For rows on the left of Join, relevant values are looked up to the right. You use this method whenever the right part is a table and the Join key is its primary or secondary index key prefix. In this method, limited selections are made from the right table instead of full reads. This lets you use it when working with large tables.

Note

For most OLTP queries, we recommend using Index Lookup Join with a small size of the left part. These operations read little data and can be performed efficiently.

How do I Join data from query parameters?

You can use query parameter data as a constant table. To do this, use the AS_TABLE modifier with a parameter whose type is a list of structures:

DECLARE $data AS List<Struct<Key1: UInt64, Key2: String>>;

SELECT * FROM AS_TABLE($data) AS d
INNER JOIN some_table AS t
ON t.Key1 = d.Key1 AND t.Key2 = d.Key2;

There is no explicit limit on the number of entries in the constant table, but mind the standard limit on the total size of query parameters (50 MB).

What's the best way to implement a query like (key1, key2) IN ((v1, v2), (v3, v4), ...)?
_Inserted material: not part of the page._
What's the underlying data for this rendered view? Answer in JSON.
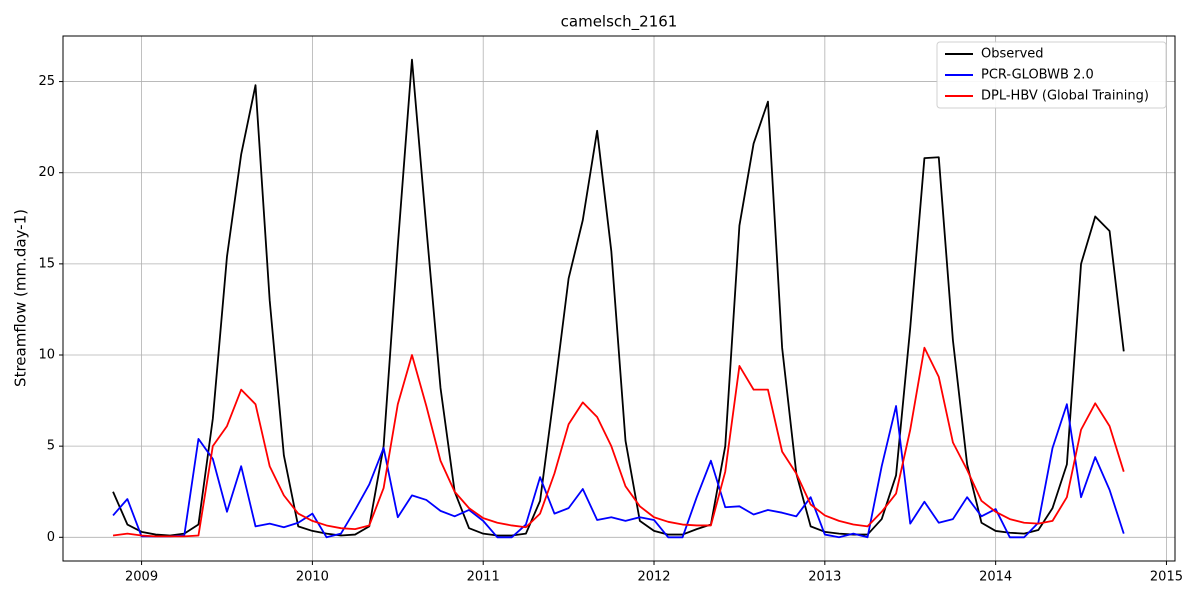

It's better to write it using a JOIN with a constant table:

$keys = AsList(
    AsStruct(1 AS Key1, "One" AS Key2),
    AsStruct(2 AS Key1, "Three" AS Key2),
    AsStruct(4 AS Key1, "One" AS Key2)
);

SELECT t.* FROM AS_TABLE($keys) AS k
INNER JOIN table1 AS t
ON t.Key1 = k.Key1 AND t.Key2 = k.Key2;

Transactions

How efficient is it to run multiple queries in a transaction?

When multiple queries are run sequentially, the total transaction latency may be greater than when the same operations are executed within a single query. This is primarily due to additional network latency for each query. Therefore, if a transaction doesn't need to be interactive, we recommend formulating all operations in a single YQL query.

Is a separate query atomic?

In general, YQL queries can be executed in multiple consecutive phases. For example, a Join query can be executed in two phases: reading data from the left and right table, respectively. This aspect is important when you run a query in a transaction with a low isolation level (online_read_only), as in this case, data between execution phases can be updated by other transactions.